Der Beschwerdeführer wendet unter anderem ein, dass die Bescheinigung der Identität nicht durch die bloße Bekanntgabe der Daten erfolgen könne, sondern der Identitätsnachweis geeignete Urkunden erfordere, aus denen sowohl die Lenkerberechtigung als auch die Eigentumsverhältnisse entnommen werden könnten. Diese Eigenschaft träfe jedoch nur auf öffentliche inländische Urkunden zu.

Um den vom Gesetz geforderten Identitätsnachweis zu erbringen, bedarf es der Angabe der für die Anbringung einer Klage nach den Vorschriften der ZPO erforderlichen Personaldaten des Schädigers, wobei es sich gemäß den §§ 226 Abs. 3, 75 Z. 1 ZPO um den Vor- und Zunamen, die Beschäftigung und den Wohnort, einschließlich der Straßen- und Hausnummer des Betreffenden handelt (vgl. das hg. Erkenntnis vom 13. März 1981, Zl. 02/2793/80 mit weiteren Nachweisen; vgl. auch das hg. Erkenntnis vom 23. Jänner 1981, Zl. 02/1537/80 mit weiteren Nachweisen).

Ein "Nachweis" der Identität kann daher nicht darin bestehen, lediglich unbewiesene Behauptungen aufzustellen, etwa wie man heiße oder wo man wohne, sondern es muss ein Verhalten gesetzt werden, aus dem sich für den Geschädigten zweifelsfrei die Richtigkeit solcher Behauptungen ergibt.
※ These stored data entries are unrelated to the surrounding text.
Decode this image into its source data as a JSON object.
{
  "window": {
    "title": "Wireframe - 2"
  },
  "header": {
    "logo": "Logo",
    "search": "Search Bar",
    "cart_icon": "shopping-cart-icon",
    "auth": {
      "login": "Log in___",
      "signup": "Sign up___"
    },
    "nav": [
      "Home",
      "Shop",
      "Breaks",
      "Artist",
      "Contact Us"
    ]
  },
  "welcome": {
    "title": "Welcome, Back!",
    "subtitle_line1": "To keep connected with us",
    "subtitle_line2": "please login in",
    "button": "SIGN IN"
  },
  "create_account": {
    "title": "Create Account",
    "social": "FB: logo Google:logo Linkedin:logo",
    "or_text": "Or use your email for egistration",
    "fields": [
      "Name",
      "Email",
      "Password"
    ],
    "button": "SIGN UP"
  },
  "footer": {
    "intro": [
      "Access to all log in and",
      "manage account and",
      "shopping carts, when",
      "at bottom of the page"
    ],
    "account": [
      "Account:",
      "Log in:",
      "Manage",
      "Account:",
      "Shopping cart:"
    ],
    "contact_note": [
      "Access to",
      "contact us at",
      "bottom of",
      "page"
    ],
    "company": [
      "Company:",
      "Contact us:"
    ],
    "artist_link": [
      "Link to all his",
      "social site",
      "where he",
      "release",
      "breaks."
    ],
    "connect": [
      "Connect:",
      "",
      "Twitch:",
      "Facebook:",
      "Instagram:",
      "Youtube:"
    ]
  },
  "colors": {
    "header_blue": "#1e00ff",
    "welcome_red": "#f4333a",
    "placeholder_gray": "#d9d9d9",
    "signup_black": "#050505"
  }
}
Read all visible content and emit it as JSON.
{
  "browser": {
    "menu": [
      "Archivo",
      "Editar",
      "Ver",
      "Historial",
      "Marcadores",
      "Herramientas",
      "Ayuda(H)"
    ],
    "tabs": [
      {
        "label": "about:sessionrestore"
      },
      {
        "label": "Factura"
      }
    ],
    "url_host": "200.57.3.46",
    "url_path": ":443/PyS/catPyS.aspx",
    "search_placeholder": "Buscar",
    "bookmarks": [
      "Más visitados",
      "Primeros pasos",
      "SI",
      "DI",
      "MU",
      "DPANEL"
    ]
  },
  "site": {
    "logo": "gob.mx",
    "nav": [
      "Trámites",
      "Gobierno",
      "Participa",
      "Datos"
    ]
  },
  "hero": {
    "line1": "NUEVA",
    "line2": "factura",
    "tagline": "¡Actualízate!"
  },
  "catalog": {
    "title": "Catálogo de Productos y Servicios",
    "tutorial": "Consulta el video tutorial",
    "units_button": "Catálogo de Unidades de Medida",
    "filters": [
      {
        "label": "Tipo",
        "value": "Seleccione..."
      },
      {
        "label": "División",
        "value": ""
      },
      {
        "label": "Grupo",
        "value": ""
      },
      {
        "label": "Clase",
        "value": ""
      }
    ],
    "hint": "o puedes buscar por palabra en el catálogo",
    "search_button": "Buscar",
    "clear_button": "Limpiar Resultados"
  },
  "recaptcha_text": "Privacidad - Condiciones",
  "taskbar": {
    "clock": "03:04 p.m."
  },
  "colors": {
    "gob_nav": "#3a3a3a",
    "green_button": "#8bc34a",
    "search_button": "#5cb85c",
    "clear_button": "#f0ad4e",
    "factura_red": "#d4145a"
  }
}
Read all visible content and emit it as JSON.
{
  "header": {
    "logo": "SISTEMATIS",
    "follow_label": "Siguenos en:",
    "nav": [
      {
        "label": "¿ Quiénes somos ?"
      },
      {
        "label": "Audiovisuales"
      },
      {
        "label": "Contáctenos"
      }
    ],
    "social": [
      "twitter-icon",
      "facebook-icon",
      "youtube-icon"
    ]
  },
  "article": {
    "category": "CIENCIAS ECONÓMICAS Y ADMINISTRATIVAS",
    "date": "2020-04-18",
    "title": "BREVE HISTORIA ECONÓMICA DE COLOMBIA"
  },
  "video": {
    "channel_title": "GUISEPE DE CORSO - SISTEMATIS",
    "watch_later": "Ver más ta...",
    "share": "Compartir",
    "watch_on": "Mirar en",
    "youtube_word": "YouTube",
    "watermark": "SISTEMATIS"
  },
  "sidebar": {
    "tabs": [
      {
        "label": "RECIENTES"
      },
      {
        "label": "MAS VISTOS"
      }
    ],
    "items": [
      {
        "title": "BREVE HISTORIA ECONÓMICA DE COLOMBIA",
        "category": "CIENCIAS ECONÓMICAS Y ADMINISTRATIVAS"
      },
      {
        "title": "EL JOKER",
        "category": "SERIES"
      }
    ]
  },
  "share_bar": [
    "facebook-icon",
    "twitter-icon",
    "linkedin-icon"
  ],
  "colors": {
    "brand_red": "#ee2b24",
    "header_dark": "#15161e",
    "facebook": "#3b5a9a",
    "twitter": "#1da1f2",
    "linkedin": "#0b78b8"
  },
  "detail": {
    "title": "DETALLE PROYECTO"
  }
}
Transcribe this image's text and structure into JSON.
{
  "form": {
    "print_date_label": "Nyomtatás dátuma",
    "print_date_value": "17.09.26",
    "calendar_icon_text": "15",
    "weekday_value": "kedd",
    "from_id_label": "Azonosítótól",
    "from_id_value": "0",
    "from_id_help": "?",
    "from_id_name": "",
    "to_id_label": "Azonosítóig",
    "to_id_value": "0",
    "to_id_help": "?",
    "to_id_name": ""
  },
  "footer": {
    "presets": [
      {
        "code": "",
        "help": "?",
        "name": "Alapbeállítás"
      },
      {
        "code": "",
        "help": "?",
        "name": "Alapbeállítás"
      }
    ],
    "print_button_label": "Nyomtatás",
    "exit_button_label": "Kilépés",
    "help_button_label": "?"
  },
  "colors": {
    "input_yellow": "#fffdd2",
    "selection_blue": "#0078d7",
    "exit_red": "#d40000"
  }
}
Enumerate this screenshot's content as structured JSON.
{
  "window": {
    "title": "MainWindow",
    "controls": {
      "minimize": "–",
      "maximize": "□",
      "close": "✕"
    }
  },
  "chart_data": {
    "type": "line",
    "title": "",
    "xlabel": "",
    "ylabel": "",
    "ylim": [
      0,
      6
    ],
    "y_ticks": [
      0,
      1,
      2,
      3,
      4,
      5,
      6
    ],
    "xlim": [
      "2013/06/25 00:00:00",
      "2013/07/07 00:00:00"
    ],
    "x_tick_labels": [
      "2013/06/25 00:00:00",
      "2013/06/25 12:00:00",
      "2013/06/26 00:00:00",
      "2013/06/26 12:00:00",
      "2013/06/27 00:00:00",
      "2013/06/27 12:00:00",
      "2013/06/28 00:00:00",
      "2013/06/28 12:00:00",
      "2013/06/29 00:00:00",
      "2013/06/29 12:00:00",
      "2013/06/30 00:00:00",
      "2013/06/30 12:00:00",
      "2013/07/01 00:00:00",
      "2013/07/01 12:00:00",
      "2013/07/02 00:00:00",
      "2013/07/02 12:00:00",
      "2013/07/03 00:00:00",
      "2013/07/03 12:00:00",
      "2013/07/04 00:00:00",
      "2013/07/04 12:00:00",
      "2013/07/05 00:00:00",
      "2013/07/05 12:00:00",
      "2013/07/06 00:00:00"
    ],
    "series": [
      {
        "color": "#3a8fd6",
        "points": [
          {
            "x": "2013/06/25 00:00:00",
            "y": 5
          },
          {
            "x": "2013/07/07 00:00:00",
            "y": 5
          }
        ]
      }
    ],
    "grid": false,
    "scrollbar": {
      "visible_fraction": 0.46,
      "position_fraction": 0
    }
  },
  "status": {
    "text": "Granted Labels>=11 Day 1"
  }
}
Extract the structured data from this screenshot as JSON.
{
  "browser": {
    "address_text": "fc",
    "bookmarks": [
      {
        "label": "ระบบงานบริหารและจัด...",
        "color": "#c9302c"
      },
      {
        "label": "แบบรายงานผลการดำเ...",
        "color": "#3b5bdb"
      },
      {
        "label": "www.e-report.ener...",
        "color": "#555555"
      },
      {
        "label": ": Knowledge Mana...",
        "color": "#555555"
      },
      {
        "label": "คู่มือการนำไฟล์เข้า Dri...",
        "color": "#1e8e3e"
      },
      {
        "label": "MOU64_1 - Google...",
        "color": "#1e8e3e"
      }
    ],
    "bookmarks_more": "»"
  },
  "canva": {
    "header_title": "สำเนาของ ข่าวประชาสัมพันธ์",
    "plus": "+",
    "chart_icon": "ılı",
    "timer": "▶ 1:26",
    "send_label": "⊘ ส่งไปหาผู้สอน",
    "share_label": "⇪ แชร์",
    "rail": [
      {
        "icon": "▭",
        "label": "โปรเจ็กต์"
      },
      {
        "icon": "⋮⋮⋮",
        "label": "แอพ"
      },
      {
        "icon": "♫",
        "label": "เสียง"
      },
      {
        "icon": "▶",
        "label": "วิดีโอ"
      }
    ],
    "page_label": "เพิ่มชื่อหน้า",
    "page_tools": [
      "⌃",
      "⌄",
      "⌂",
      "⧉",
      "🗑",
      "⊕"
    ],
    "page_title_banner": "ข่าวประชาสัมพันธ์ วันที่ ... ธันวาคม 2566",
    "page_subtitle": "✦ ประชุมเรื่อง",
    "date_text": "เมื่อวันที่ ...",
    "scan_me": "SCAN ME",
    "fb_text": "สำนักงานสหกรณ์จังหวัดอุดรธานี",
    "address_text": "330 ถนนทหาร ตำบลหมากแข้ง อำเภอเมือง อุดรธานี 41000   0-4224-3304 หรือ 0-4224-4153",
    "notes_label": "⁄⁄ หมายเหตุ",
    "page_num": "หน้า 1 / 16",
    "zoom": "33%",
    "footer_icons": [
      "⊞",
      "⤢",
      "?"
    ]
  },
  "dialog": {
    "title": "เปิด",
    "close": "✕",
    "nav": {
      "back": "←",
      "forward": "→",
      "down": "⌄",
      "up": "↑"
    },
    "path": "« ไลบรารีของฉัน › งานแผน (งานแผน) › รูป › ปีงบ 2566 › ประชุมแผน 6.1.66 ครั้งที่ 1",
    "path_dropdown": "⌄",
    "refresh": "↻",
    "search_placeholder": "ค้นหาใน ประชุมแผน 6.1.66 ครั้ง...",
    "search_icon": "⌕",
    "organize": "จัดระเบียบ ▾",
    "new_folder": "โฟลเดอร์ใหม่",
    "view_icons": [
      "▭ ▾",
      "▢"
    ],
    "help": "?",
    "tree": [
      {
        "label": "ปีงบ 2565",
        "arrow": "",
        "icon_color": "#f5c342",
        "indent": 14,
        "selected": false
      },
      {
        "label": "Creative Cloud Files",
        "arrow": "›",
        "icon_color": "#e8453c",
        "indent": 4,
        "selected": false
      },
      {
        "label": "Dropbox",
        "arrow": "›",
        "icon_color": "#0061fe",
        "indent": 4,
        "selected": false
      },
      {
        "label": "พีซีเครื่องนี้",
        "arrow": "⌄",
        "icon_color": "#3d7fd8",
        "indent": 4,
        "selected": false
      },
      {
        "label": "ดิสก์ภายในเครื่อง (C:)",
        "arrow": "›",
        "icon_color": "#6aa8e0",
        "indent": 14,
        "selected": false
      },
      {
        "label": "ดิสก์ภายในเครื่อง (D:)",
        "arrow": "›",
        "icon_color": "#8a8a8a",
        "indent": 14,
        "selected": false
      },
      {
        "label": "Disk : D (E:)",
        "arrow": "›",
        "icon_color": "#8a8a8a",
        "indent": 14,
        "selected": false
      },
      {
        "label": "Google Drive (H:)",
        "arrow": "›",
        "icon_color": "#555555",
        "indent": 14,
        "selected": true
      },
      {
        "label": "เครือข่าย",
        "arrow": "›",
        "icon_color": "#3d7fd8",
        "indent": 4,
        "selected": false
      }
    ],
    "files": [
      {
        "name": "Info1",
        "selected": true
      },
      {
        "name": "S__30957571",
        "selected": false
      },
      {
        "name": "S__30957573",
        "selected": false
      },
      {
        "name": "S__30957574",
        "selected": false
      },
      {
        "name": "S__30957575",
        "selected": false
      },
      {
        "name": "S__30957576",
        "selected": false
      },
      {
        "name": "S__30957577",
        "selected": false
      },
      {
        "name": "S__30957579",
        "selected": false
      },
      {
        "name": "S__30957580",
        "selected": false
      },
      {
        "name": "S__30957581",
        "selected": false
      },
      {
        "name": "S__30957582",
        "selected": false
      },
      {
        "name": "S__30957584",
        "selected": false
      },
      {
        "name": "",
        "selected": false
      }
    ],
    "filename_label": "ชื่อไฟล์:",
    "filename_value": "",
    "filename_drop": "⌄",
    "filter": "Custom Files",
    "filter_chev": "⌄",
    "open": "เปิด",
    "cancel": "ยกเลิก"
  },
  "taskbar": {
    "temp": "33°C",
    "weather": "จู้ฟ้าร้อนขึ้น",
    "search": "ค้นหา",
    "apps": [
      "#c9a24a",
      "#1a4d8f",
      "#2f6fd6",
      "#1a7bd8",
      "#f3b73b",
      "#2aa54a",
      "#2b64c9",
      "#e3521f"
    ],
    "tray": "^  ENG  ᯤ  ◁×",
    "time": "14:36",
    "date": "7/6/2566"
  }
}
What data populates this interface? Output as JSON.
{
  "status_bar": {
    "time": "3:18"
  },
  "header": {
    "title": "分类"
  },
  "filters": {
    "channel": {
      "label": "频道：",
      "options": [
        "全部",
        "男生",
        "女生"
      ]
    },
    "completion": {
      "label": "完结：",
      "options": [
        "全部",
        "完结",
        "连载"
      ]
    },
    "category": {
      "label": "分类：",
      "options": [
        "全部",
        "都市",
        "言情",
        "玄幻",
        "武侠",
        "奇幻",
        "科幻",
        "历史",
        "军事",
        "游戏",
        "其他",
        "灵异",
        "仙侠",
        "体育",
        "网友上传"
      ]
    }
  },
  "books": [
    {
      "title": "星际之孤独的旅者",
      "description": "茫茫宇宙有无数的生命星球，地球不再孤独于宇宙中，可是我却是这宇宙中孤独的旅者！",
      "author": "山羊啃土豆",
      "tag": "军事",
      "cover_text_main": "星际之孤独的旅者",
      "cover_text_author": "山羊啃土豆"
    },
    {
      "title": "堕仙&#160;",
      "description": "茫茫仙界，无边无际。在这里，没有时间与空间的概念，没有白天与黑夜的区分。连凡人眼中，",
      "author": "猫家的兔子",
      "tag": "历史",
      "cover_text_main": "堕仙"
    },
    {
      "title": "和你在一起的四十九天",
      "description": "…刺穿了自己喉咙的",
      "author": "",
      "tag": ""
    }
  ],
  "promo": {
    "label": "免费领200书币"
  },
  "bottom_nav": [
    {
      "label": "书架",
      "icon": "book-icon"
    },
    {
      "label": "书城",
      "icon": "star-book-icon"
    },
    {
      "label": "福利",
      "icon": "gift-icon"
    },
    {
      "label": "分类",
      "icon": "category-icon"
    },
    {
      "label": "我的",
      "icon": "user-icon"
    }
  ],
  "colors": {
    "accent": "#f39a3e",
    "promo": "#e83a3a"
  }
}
Erst dann ist für ihn die Gewähr gegeben, dass der Schädiger mit der Person ident ist, als die er sich selbst bezeichnet.

Der Geschädigte muss in die Lage versetzt werden, seine aus dem Verkehrsunfall resultierenden Schadenersatzansprüche gegenüber dem Schädiger geltend zu machen, und er soll nach der eindeutigen Absicht des Gesetzgebers nicht Gefahr laufen, auf Grund unrichtiger Angaben des Schädigers allenfalls um die Durchsetzung seiner Ansprüche gebracht zu werden. Der vom Gesetzgeber geforderte Nachweis der Identität hat daher in der Regel durch Vorweis des Führerscheines oder sonstiger geeigneter amtlicher Unterlagen (öffentlicher Urkunden) zu erfolgen (vgl. das hg. Erkenntnis vom 22. September 1969, Slg. 7640/A).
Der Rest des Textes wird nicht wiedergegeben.